Mais Guillaume est vite obligé de constater qu’il ne retrouve plus grand-chose de cette petite ville qu’il croyait assez sienne pour la mépriser. Elle a grossi, les bars ont changé de propriétaires et de clients, et, surtout, ses anciens amis ont continué leurs existences, souvent pour le pire. Seul l’omnipotent vieux maire impose toujours sa corruption. Sans ce point d’arrimage du passé, Guillaume est perdu, ses certitudes s’effondrent comme château de cartes. Dans un dernier sursaut d’évitement, il s’invente journaliste pour tenter de mener l’enquête criminelle qui stagne. Mais ne risque-t-il pas de s’engouffrer dans une difficile – et salvatrice ? – quête de lui-même ?        

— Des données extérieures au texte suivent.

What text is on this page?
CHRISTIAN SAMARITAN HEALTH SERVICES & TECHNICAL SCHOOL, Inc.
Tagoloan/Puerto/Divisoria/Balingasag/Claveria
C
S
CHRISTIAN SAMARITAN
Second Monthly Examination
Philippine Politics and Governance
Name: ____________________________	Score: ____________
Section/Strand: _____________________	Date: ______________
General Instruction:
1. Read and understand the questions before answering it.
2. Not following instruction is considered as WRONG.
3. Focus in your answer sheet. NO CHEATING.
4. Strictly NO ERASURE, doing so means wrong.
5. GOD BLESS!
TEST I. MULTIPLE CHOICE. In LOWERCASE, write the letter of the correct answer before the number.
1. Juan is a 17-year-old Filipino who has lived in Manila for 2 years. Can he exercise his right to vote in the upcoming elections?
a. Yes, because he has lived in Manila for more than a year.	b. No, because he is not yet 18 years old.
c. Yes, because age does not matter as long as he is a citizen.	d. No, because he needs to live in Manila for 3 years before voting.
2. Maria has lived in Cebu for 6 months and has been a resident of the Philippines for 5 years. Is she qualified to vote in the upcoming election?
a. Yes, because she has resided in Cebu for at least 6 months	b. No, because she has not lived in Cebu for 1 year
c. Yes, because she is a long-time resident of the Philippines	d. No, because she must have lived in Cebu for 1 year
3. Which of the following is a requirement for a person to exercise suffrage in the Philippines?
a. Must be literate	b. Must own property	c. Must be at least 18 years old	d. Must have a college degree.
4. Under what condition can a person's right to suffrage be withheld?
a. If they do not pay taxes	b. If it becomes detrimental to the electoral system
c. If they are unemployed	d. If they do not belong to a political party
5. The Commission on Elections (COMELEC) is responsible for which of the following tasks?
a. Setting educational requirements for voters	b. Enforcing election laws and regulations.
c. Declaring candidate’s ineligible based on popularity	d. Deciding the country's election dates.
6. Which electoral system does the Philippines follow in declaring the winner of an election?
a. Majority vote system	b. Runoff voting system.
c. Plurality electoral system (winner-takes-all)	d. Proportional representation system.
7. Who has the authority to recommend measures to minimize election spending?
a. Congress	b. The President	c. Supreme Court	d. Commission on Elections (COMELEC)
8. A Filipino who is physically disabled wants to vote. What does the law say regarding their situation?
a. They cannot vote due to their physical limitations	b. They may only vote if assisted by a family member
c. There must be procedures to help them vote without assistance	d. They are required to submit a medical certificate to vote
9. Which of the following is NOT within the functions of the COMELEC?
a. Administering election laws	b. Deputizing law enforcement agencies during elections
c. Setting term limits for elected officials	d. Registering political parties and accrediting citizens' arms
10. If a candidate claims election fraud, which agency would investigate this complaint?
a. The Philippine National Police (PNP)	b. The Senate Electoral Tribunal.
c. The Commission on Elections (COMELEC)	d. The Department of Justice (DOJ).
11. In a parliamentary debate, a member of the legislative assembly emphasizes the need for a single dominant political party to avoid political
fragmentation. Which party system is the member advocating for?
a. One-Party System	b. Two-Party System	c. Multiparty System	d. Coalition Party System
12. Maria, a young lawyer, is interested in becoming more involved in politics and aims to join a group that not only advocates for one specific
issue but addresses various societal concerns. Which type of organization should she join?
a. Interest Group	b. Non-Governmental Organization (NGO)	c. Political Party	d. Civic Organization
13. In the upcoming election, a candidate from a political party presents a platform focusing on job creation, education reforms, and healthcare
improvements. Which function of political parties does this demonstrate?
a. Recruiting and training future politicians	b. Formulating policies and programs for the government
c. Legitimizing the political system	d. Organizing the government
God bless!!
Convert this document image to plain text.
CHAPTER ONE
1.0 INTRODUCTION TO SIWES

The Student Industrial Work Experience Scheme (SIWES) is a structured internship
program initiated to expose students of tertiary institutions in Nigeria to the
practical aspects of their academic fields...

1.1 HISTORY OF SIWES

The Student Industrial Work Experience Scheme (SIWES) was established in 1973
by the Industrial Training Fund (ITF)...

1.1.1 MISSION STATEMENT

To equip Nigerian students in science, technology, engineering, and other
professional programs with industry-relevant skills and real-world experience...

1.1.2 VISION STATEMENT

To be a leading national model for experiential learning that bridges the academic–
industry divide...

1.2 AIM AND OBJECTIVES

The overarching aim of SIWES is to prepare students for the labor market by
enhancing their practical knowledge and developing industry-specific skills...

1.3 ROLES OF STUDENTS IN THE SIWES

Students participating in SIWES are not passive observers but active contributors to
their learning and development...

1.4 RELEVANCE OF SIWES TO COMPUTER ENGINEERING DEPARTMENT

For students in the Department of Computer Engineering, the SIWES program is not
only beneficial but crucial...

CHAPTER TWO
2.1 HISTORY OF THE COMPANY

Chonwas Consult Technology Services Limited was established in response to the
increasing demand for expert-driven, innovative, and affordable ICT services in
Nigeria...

L’auteur nazairien Jean-Claude Samoyeau fait ici le choix osé de juxtaposer deux formes littéraires dans un seul roman. En effet, après une première partie où Guillaume se meut comme un étranger à lui-même, sorte de Meursault sans la sensualité d’Albert Camus, Au-delà des rapides se transforme en polar. Mais un polar volontairement mal fichu, comme si Guillaume n’était pas moins velléitaire en apprenti enquêteur qu’en homme hors jeu. Cette écriture peut perturber, jusqu’à décevoir, mais là est justement la force de ce texte qui assume jusqu’au bout l’itinéraire fluctuant d’un anti-héros, si humainement banal.